Sunday, September 16, 2012
Thursday, August 9, 2012
An Actor's Discontent
"Unless
you marry God, as our nuns do in Ireland, you must marry Man -- that
is Me. The only third thing is to marry yourself -- yourself,
yourself, yourself -- the only companion that is never satisfied --
and never satisfactory."
Michael Moon
had it entirely right, I think. In particular, he understood very
well what it means to spend too much time with oneself, perhaps
because he was a man given to introspection, a very helpful thing
that--like a good many helpful things--can become quite the opposite
when taken too far.
I think Oscar
Wilde would also have agreed, at least judging from an entry in The
Devil's Dictionary: Alone, adj. In bad company.
In any case,
sometimes one tires so much of being with the unsatisfactory and
unsatisfied--and sometimes downright unpleasant--companion that is
oneself that he wishes for nothing but to be rid of him.
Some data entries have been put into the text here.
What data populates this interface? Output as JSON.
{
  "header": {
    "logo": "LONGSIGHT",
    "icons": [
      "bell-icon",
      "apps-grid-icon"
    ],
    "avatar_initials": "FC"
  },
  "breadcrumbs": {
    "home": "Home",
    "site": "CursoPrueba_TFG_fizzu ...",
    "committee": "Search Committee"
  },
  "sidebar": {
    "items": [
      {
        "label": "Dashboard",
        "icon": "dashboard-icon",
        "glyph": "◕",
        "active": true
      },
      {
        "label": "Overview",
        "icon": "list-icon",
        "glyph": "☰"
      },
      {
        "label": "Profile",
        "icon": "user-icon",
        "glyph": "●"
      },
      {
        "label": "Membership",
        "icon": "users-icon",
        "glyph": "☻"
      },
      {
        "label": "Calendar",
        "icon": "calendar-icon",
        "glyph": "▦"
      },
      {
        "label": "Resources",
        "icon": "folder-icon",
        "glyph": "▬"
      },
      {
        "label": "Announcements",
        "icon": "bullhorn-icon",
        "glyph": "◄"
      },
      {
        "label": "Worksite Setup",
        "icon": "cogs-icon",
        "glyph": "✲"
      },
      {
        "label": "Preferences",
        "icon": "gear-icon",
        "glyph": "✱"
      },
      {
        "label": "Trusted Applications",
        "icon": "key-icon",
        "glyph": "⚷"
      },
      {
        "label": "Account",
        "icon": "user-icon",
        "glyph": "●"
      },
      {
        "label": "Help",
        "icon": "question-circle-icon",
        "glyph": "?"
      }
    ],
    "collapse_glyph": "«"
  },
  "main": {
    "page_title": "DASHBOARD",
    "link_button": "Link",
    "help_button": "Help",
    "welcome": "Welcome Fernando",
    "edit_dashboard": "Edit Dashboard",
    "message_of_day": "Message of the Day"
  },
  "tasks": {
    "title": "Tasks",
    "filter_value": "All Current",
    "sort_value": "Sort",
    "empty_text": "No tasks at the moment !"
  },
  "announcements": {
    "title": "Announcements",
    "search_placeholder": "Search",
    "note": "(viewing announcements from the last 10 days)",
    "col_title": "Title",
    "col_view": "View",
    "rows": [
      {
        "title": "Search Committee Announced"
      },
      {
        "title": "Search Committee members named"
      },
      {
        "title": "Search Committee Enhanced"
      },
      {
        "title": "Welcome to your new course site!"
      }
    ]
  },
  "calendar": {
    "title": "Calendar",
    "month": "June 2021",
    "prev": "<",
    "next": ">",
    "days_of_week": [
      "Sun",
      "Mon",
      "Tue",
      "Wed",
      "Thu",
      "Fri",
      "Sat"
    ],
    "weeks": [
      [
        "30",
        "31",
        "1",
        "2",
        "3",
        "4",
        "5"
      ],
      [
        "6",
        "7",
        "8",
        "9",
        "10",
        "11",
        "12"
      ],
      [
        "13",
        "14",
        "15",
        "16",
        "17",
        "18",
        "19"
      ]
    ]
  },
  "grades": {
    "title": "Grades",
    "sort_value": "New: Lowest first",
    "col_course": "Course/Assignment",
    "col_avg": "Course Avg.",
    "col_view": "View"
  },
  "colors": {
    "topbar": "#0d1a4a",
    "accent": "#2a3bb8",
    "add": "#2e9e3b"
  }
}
No doubt he
would divorce him if he could. However, so far as I know, one cannot
yet do this, though I have read that it is possible to marry oneself
(which seems to me a matter of the greatest ludicrousness).
The next best
thing, naturally, is to be someone else.
Now this
thought may cause laughter, as if I were joking, but I assure any
lingering readers that I am quite serious. Perhaps I can ask you
this question: have you ever longed with an insatiable desire to be
someone else?
Now of course
there may be various reasons one wishes to be someone else. Envy for
instance is a very compelling reason--even if there is little reason
to its madness.
However, my
thought allies itself more firmly with another consideration: the
life of an actor. For, after all, that is just his business: to
spend his life being someone else. Of course the paradox of this is
that in some sense he is never more himself than when he is someone
else. As soon as he accepts the bounds of the character he is to
play, suddenly he becomes free to be whatever he will within that
framework, no longer imprisoned by his own thoughts and needs and
desires, nor by what he "should" do, and most of all no
longer shackled by that incapacitating consideration of what he wants
himself to be. This becoming of someone one else then is how he
learns who he truly is, or at the very least--if he will remain blind
to it--he reveals to others the depths of his soul.
I cannot help
but wonder whether that desire for acting--one might say even the
vocation to this great art--comes from that need to be someone other
than oneself. And that in turn raises another question: are we only
actors because of the restlessness of our nature and our discontent
with what we are--in short because we cannot bear to be ourselves?